My name is Richard Ticas. I’m 24 years old and was born and raised in Chicago. I’m a freelance artist.
Back in early April, you posted about how you were gearing up for your first solo show in the spring. How did you know this was the right time to have your show?
The thing with me is that I’ve always been hard on myself when it comes to presenting work. I like drawing anime, but I’ve had this internal struggle with presenting anime artwork on a wall. I got into the art scene, I’d say around 2015 through one of my friends. She put me onto a bunch of friends and over the years I would grow and build my own skills. While I was growing, everyone was like ‘you should do a show, you should do a show’. I remember telling all of them I wasn’t ready for that then.
Over the last year, I got really into digital art, which made my work very polished and easy to present. I got to the point where I had a good body of work and wanted to be able to present some of my favorite pieces.
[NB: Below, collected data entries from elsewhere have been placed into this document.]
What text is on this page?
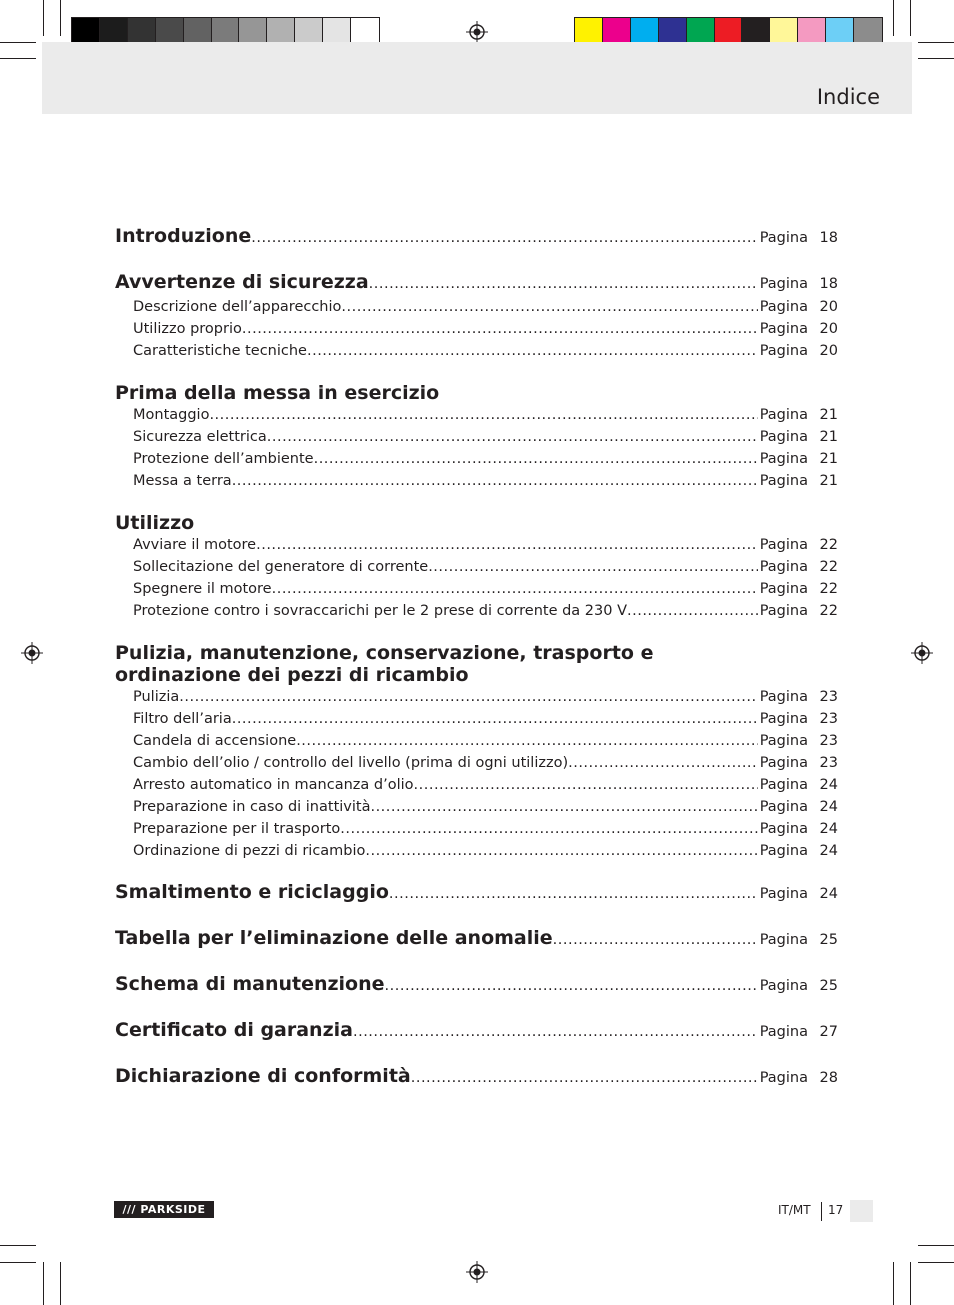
Indice
Introduzione .....	Pagina 18
Avvertenze di sicurezza .....	Pagina 18
Descrizione dell’apparecchio .....	Pagina 20
Utilizzo proprio .....	Pagina 20
Caratteristiche tecniche .....	Pagina 20
Prima della messa in esercizio
Montaggio .....	Pagina 21
Sicurezza elettrica .....	Pagina 21
Protezione dell’ambiente .....	Pagina 21
Messa a terra .....	Pagina 21
Utilizzo
Avviare il motore .....	Pagina 22
Sollecitazione del generatore di corrente .....	Pagina 22
Spegnere il motore .....	Pagina 22
Protezione contro i sovraccarichi per le 2 prese di corrente da 230 V .....	Pagina 22
Pulizia, manutenzione, conservazione, trasporto e
ordinazione dei pezzi di ricambio
Pulizia .....	Pagina 23
Filtro dell’aria .....	Pagina 23
Candela di accensione .....	Pagina 23
Cambio dell’olio / controllo del livello (prima di ogni utilizzo) .....	Pagina 23
Arresto automatico in mancanza d’olio .....	Pagina 24
Preparazione in caso di inattività .....	Pagina 24
Preparazione per il trasporto .....	Pagina 24
Ordinazione di pezzi di ricambio .....	Pagina 24
Smaltimento e riciclaggio .....	Pagina 24
Tabella per l’eliminazione delle anomalie .....	Pagina 25
Schema di manutenzione .....	Pagina 25
Certificato di garanzia .....	Pagina 27
Dichiarazione di conformità .....	Pagina 28
/// PARKSIDE	IT/MT 17
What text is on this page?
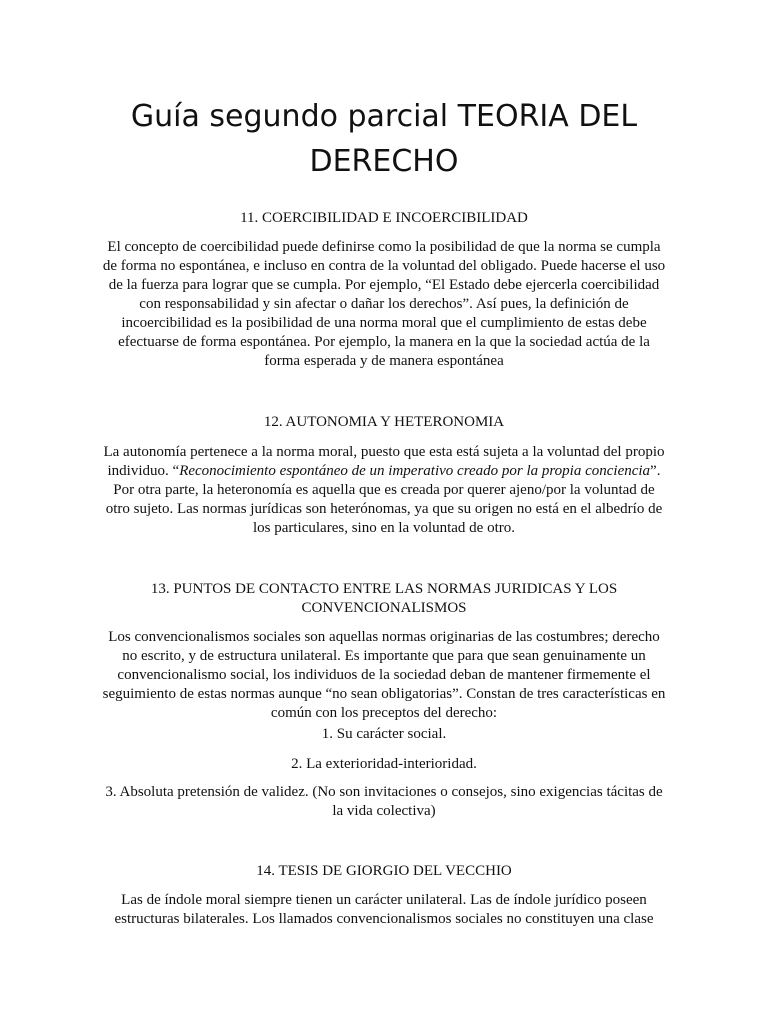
Guía segundo parcial TEORIA DEL DERECHO

11. COERCIBILIDAD E INCOERCIBILIDAD

El concepto de coercibilidad puede definirse como la posibilidad de que la norma se cumpla de forma no espontánea, e incluso en contra de la voluntad del obligado. Puede hacerse el uso de la fuerza para lograr que se cumpla. Por ejemplo, “El Estado debe ejercerla coercibilidad con responsabilidad y sin afectar o dañar los derechos”. Así pues, la definición de incoercibilidad es la posibilidad de una norma moral que el cumplimiento de estas debe efectuarse de forma espontánea. Por ejemplo, la manera en la que la sociedad actúa de la forma esperada y de manera espontánea

12. AUTONOMIA Y HETERONOMIA

La autonomía pertenece a la norma moral, puesto que esta está sujeta a la voluntad del propio individuo. “Reconocimiento espontáneo de un imperativo creado por la propia conciencia”. Por otra parte, la heteronomía es aquella que es creada por querer ajeno/por la voluntad de otro sujeto. Las normas jurídicas son heterónomas, ya que su origen no está en el albedrío de los particulares, sino en la voluntad de otro.

13. PUNTOS DE CONTACTO ENTRE LAS NORMAS JURIDICAS Y LOS CONVENCIONALISMOS

Los convencionalismos sociales son aquellas normas originarias de las costumbres; derecho no escrito, y de estructura unilateral. Es importante que para que sean genuinamente un convencionalismo social, los individuos de la sociedad deban de mantener firmemente el seguimiento de estas normas aunque “no sean obligatorias”. Constan de tres características en común con los preceptos del derecho:

1. Su carácter social.

2. La exterioridad-interioridad.

3. Absoluta pretensión de validez. (No son invitaciones o consejos, sino exigencias tácitas de la vida colectiva)

14. TESIS DE GIORGIO DEL VECCHIO

Las de índole moral siempre tienen un carácter unilateral. Las de índole jurídico poseen estructuras bilaterales. Los llamados convencionalismos sociales no constituyen una clase
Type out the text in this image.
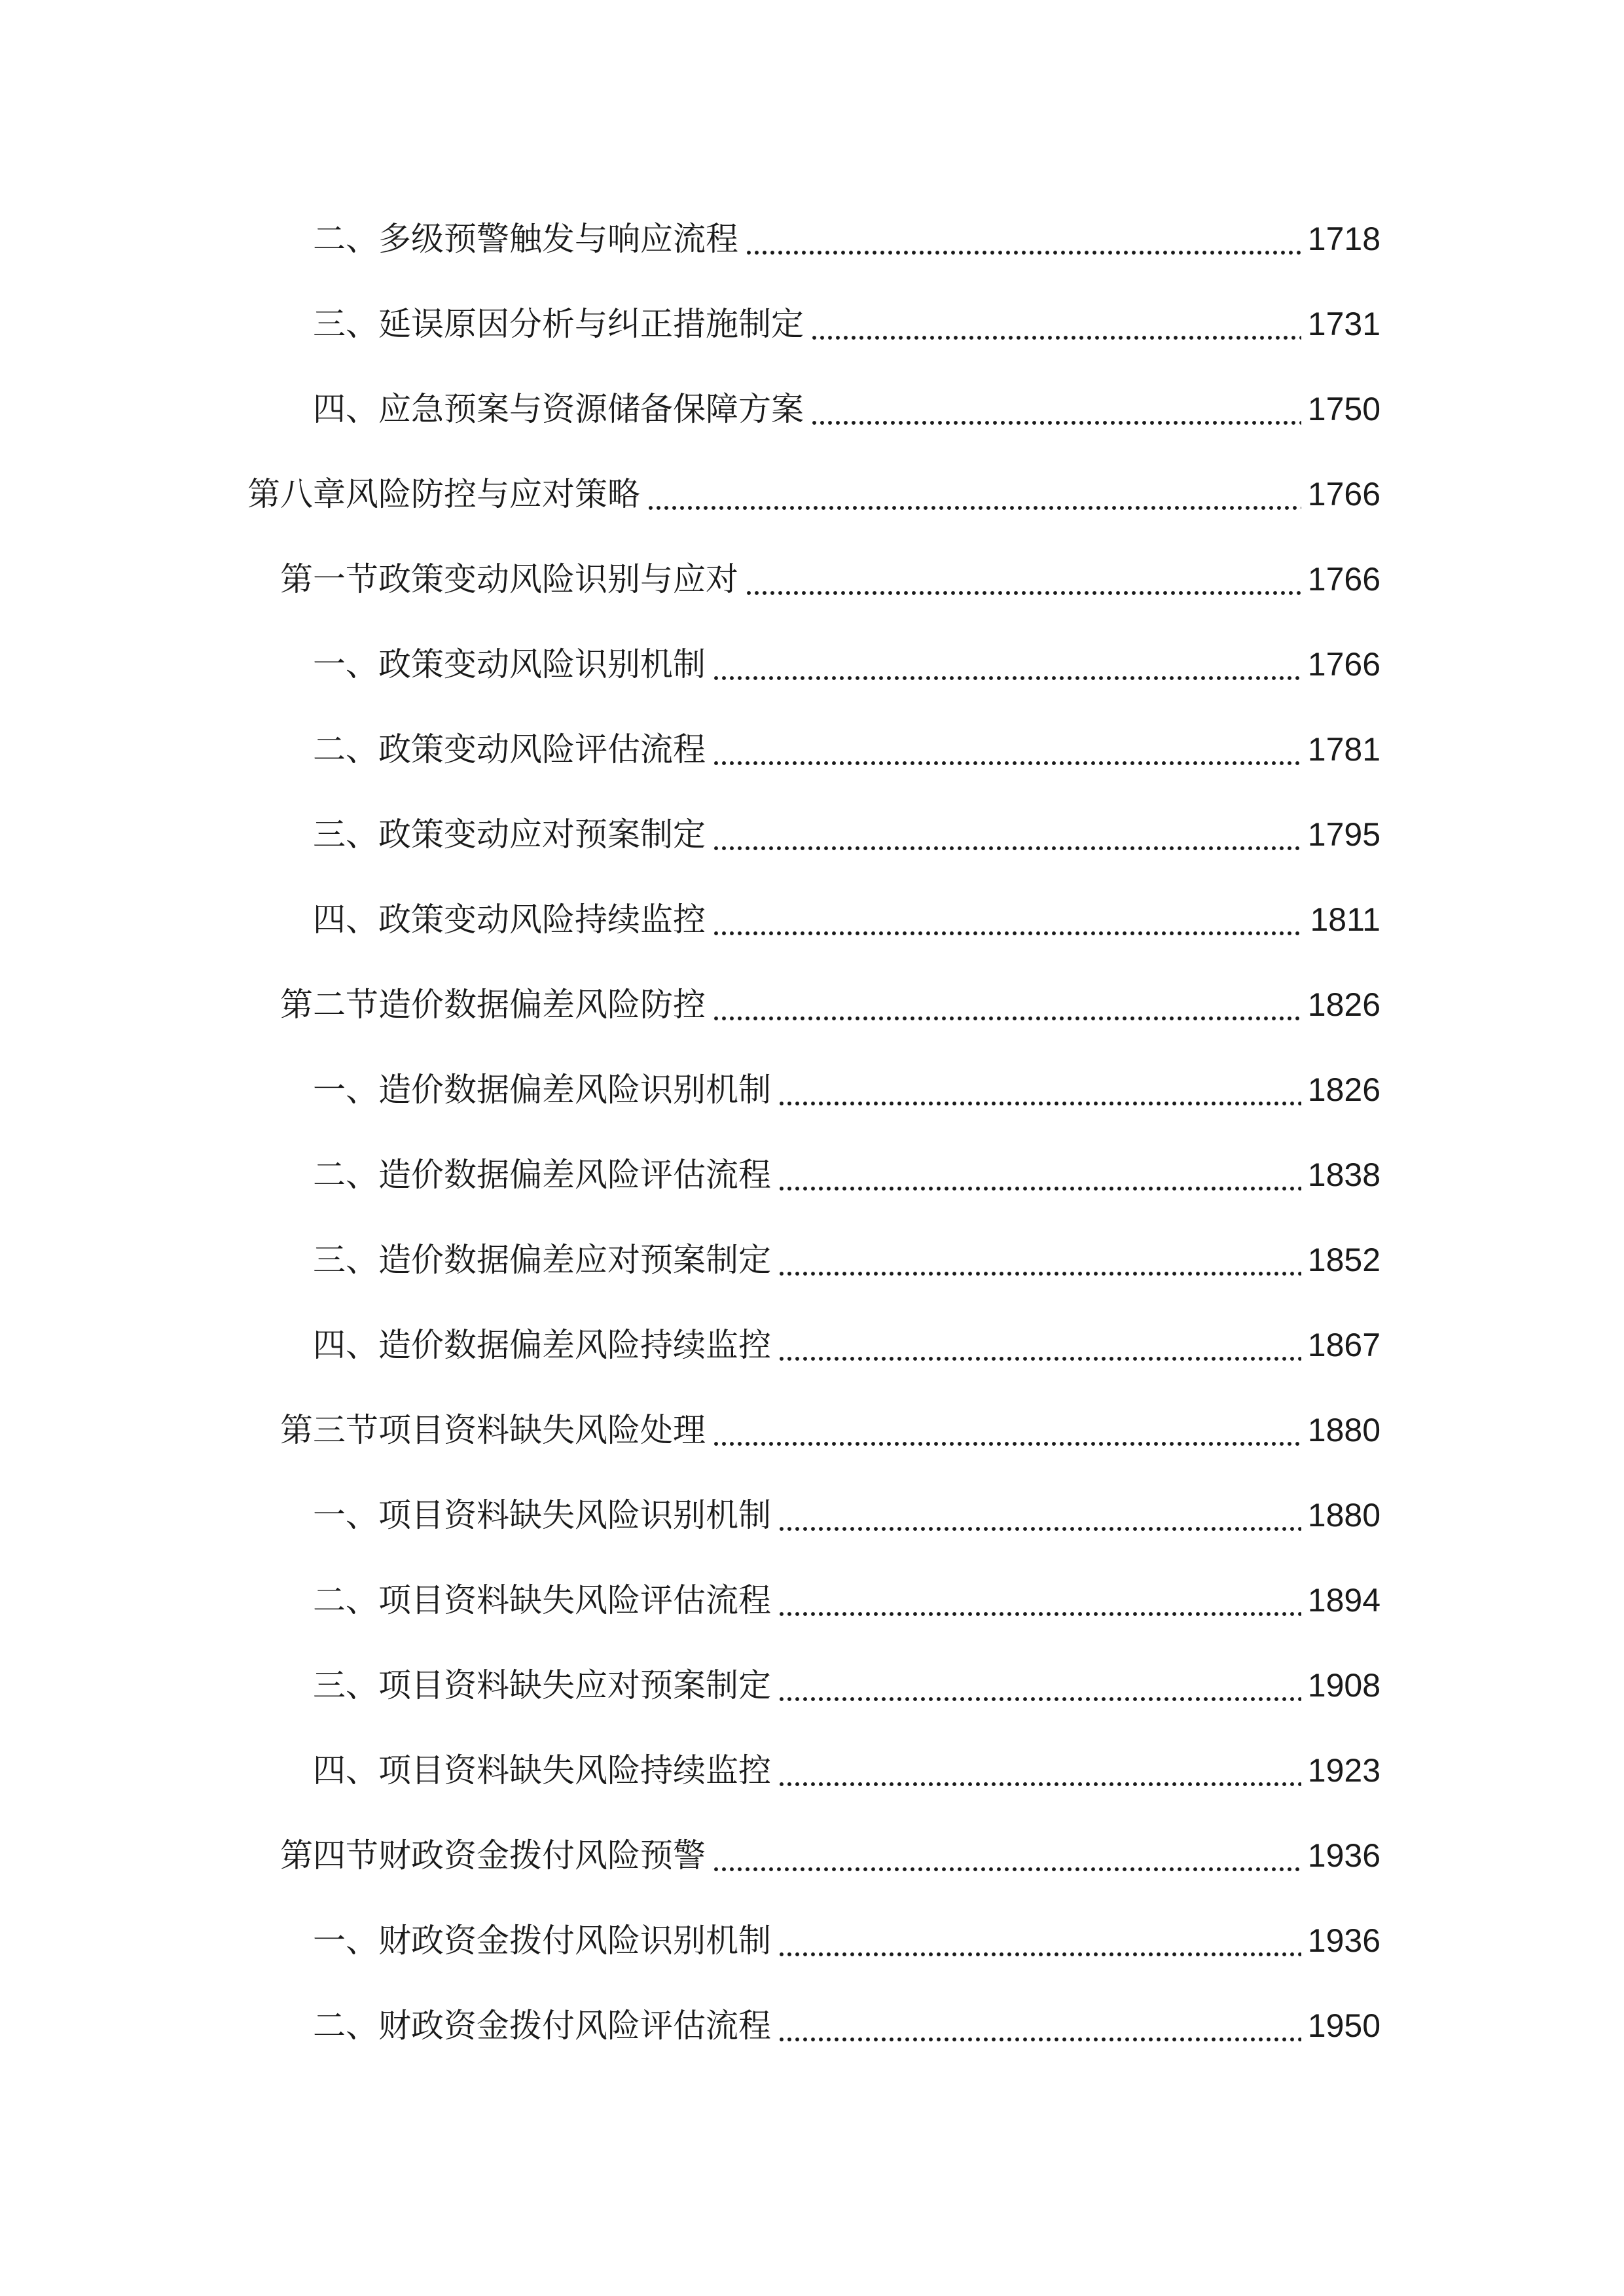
二、多级预警触发与响应流程	1718
三、延误原因分析与纠正措施制定	1731
四、应急预案与资源储备保障方案	1750
第八章风险防控与应对策略	1766
第一节政策变动风险识别与应对	1766
一、政策变动风险识别机制	1766
二、政策变动风险评估流程	1781
三、政策变动应对预案制定	1795
四、政策变动风险持续监控	1811
第二节造价数据偏差风险防控	1826
一、造价数据偏差风险识别机制	1826
二、造价数据偏差风险评估流程	1838
三、造价数据偏差应对预案制定	1852
四、造价数据偏差风险持续监控	1867
第三节项目资料缺失风险处理	1880
一、项目资料缺失风险识别机制	1880
二、项目资料缺失风险评估流程	1894
三、项目资料缺失应对预案制定	1908
四、项目资料缺失风险持续监控	1923
第四节财政资金拨付风险预警	1936
一、财政资金拨付风险识别机制	1936
二、财政资金拨付风险评估流程	1950
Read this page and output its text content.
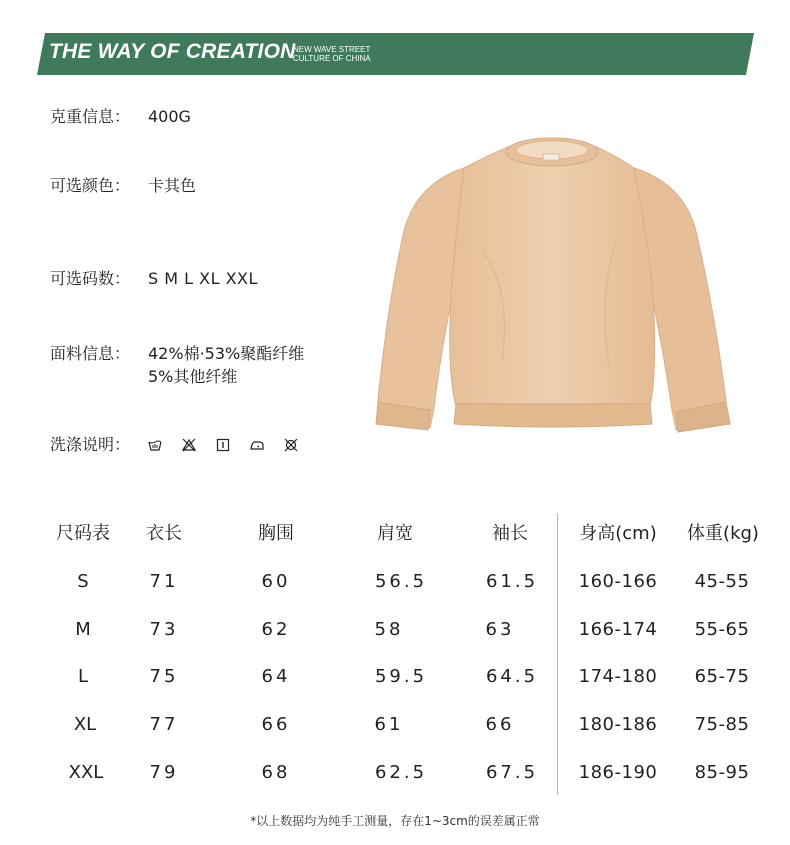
THE WAY OF CREATION
NEW WAVE STREET
CULTURE OF CHINA
克重信息： 400G
可选颜色： 卡其色
可选码数： S M L XL XXL
面料信息： 42%棉·53%聚酯纤维
5%其他纤维
洗涤说明：
尺码表	衣长	胸围	肩宽	袖长	身高(cm)	体重(kg)
S	71	60	56.5	61.5	160-166	45-55
M	73	62	58	63	166-174	55-65
L	75	64	59.5	64.5	174-180	65-75
XL	77	66	61	66	180-186	75-85
XXL	79	68	62.5	67.5	186-190	85-95
*以上数据均为纯手工测量，存在1~3cm的误差属正常
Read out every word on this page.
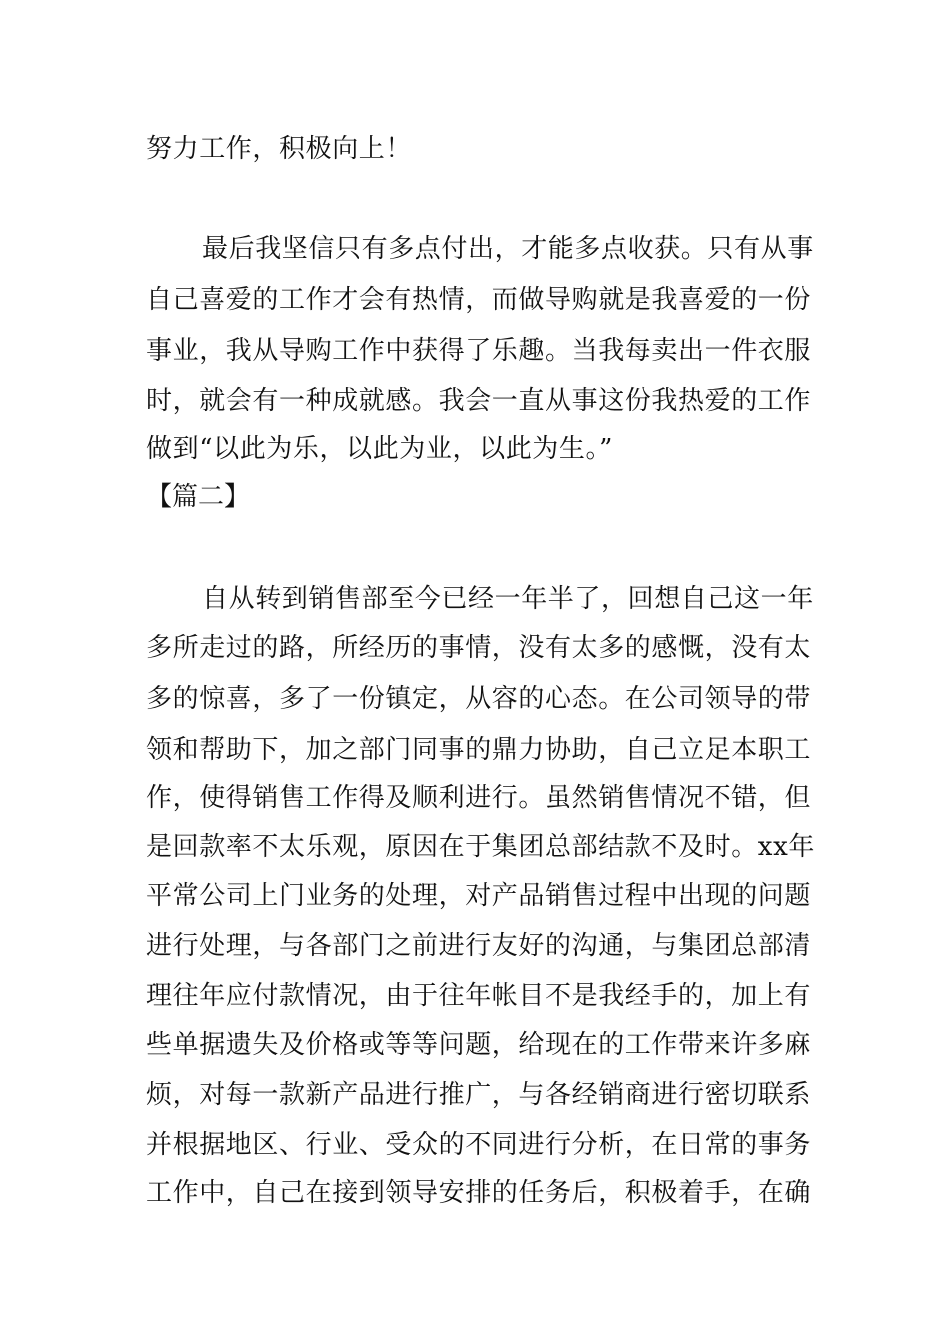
努力工作，积极向上！
最后我坚信只有多点付出，才能多点收获。只有从事
自己喜爱的工作才会有热情，而做导购就是我喜爱的一份
事业，我从导购工作中获得了乐趣。当我每卖出一件衣服
时，就会有一种成就感。我会一直从事这份我热爱的工作
做到“以此为乐，以此为业，以此为生。”
【篇二】
自从转到销售部至今已经一年半了，回想自己这一年
多所走过的路，所经历的事情，没有太多的感慨，没有太
多的惊喜，多了一份镇定，从容的心态。在公司领导的带
领和帮助下，加之部门同事的鼎力协助，自己立足本职工
作，使得销售工作得及顺利进行。虽然销售情况不错，但
是回款率不太乐观，原因在于集团总部结款不及时。xx年
平常公司上门业务的处理，对产品销售过程中出现的问题
进行处理，与各部门之前进行友好的沟通，与集团总部清
理往年应付款情况，由于往年帐目不是我经手的，加上有
些单据遗失及价格或等等问题，给现在的工作带来许多麻
烦，对每一款新产品进行推广，与各经销商进行密切联系
并根据地区、行业、受众的不同进行分析，在日常的事务
工作中，自己在接到领导安排的任务后，积极着手，在确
While I never had a solo show, I curated a few group shows that I was also part of. Those shows ended up bringing out a lot of people. After my last group show in February, I told myself that I didn’t want to show anymore work in group shows and wanted to achieve my personal goal of having my own show. I finally got the confidence and courage to do so. I remember setting the date because if I didn’t, I knew that I wouldn’t do it.
‘Otaku Daydream’ is the name of your first solo show that opened a few weekends ago. What was the preparation for this show like?
At the beginning of the year, I probably had around half of the body of work that is in the show. I wanted to hold off on that and work on producing another half of the work for the theme of the show. I had maybe 4 pieces done, and then I produced 4 more. The production on these pieces ended last month. I started going around and finding specific printers that could print in high quality. I want to make sure that when people buy my work they’re buying top quality.
For the show, I also wanted to make sure that it was more than just prints on the wall for people to see. In Japan, there’s a car culture called Itasha. It’s where people decorate and customize cars with images of anime. It’s a very otaku thing. I designed anime graphics for one of my friends’ car. I’m super excited for everyone to see that. That was one of the physical things I wanted to show off. There are a few other things I included – a big cutout of an arcade girl. I really just wanted to make this show an experience and not just a gallery.
What attracted you to Otaku culture?
I’ve been drawing anime style since I was a kid. I thought the only way to get a job in that field was by drawing comic books or animating. While that was cool, I wanted to create single concept images that tell a story within small details. I didn’t want to just be one of those people that loves Japan for anime. When I started doing more research, I found out there were many other things I liked. I found out about Otaku culture and realized that it was a nerdy/geeky grown person that likes anime in such an obsessed and consumed way. I thought there was something funny about that. Ironically, I see myself as that and that’s why I wanted to name the show. I collect a lot of anime memorabilia, figures, etc. Otaku culture has been part of my everyday influence. I want to throw everyday references from Japan in my pieces.
How do you come up with the title of this shows? Did the concept or work come first?
The work came first. The name Otaku was always in my head. Through the process of making the second half of the work, I wanted to make sure there was a lot of authentic modern Japanese influence. I wanted to be in your face with the influence, but also highlight the cultural significance that it brings. After the work was all done, I came up with the name ‘Otaku Daydream’.
What has you the most excited about this new body of work?
I feel like this is my most polished work. This work is more than just anime and big boobs on girls. I’m really excited to tell the story behind each piece within this show.
For people who attended this show and saw your artwork for the first time, what do you want people to take away from it?
I’ve always questioned that myself. I don’t want people to just walk by and think that this is just ‘cartoony’. For the older generation, I feel like it’s harder for them to maybe take this kind of work seriously. I want the older generation to see the artistic technicality it takes to my pieces. I want the younger generation to understand where the concept of the show came from and the meaning of Otaku Daydream. I don’t want them to think that this is some cool, new wave, but that my work is rooted in Japenese traditions and culture.
Can we expect any more capsule series shows throughout the rest of the year?
I do want to plan more for the summer. I tweeted it about a couple weeks ago saying that ‘Capsule 3’ was coming soon. A lot of people were supporting it. I was like damn, people do really want more of these shows to happen. I think it’s really cool because I like to bring on younger artists that haven’t done a lot of shows.
As you look back on the last couple of years, what do you think has been the biggest lesson you’ve learned that’s gotten you to where you are now?
I think it’s really all about networking. It’s important to make friends with the people that are supporting you and showing you that love. Realize how important those relationships can be.